Matt Cutts, the head of Google’s web spam team came out on Tuesday in a Webmaster Help video to discuss Google’s view on guest blogging for links. When I first saw the headline in my Twitter feed I was kinda nervous because right now guest posting is my preferred way to promote a new site. I also think guest blogging is generally something that’s really cool. I think the video turned out to be good news for bloggers who are focused on adding value to the net and not focused on cranking out “good enough” articles that look like they belong in an article directory. Here’s the vid -
My thoughts about the video
• Google likes guest posts that are high quality even if they written by authors who aren’t well known yet.
• Cutts mentioned Danny Sullivan, Lisa Barone, and Vanessa Fox as high quality authors. It may be wise for you to familiarize yourself with their work if you haven’t already. Interestingly, 2 out of 3 of those authors write for SearchEngineLand.
• High quality means: knowledgeable, insightful, and original content.
• Google DOES want to give credit to links in guest posts that are high quality.
• Google wants to discount links in guest posts that are low quality. I noticed he didn’t say penalize.
• Google doesn’t like spun articles.
• Google doesn’t like duplicate guest posts so make sure your post only gets published on one blog.
• Google doesn’t like articles that look like they were written for an article directory.
• Google doesn’t like guest posts that are outsourced to non-experts. I personally don’t even allow anyone to guest post here unless they are a regular contributor to the site they want to promote.
• Just enough isn’t enough. If the blog you want to write for says “the post must be 300-700 words”, make your post as close to 700 words as you can without filling it with a bunch of fluff.
• Matt said – “The sorts of links we’d like to be counting more would be – the higher quality articles where somebody really put some work into it and they have something really original to say.”
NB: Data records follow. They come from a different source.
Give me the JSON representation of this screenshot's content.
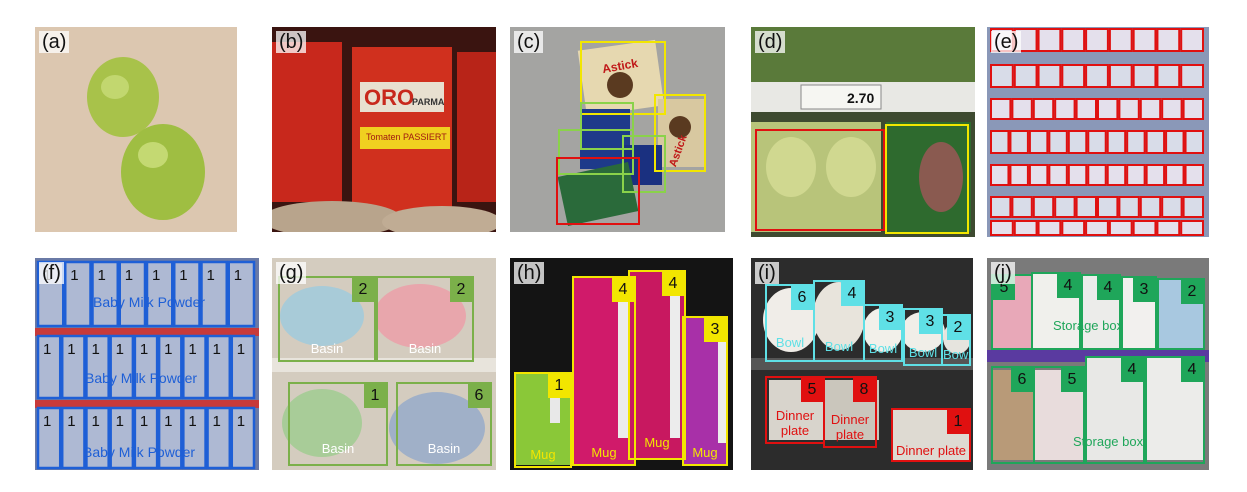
{
  "panels": {
    "a": {
      "label": "(a)"
    },
    "b": {
      "label": "(b)",
      "can_text": "ORO",
      "can_text2": "PARMA",
      "can_sub": "Tomaten PASSIERT"
    },
    "c": {
      "label": "(c)",
      "brand": "Astick"
    },
    "d": {
      "label": "(d)",
      "price": "2.70"
    },
    "e": {
      "label": "(e)"
    },
    "f": {
      "label": "(f)",
      "class_name": "Baby Milk Powder",
      "top_row_counts": [
        "1",
        "1",
        "1",
        "1",
        "1",
        "1"
      ]
    },
    "g": {
      "label": "(g)",
      "class_name": "Basin",
      "counts": [
        "2",
        "2",
        "1",
        "6"
      ]
    },
    "h": {
      "label": "(h)",
      "class_name": "Mug",
      "counts": [
        "1",
        "4",
        "4",
        "3"
      ]
    },
    "i": {
      "label": "(i)",
      "bowl": "Bowl",
      "plate": "Dinner plate",
      "bowl_counts": [
        "6",
        "4",
        "3",
        "3",
        "2"
      ],
      "plate_counts": [
        "5",
        "8",
        "1"
      ]
    },
    "j": {
      "label": "(j)",
      "class_name": "Storage box",
      "top_counts": [
        "5",
        "4",
        "4",
        "3",
        "2"
      ],
      "bottom_counts": [
        "6",
        "5",
        "4",
        "4"
      ]
    }
  },
  "colors": {
    "yellow": "#f2e600",
    "red": "#e01010",
    "green_light": "#8ad24a",
    "blue": "#1e5fd6",
    "green_olive": "#7bb04a",
    "cyan": "#5fe0e6",
    "green_dark": "#1fa65a"
  }
}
As I said at the beginning, this is good news for up and coming bloggers who put user experience first and links second. In fact, if you want to put links first – the best way to do that is to concentrate on producing content that is created for users. It should take several hours to write the post and only couple of minutes to decide on your anchor text and insert the link. This means that significantly less than 1% of your thoughts should be on the link.
If it doesn’t take you several hours to write a guest post, don’t be surprised if the links in it get discounted somewhere down the line. In the SEO game, what you can get away with today won’t necessarily work tomorrow – and you really can’t go wrong with producing quality content that contains links to quality content. So do yourself a favor and do it right the first time. It saves a lot of effort down the road.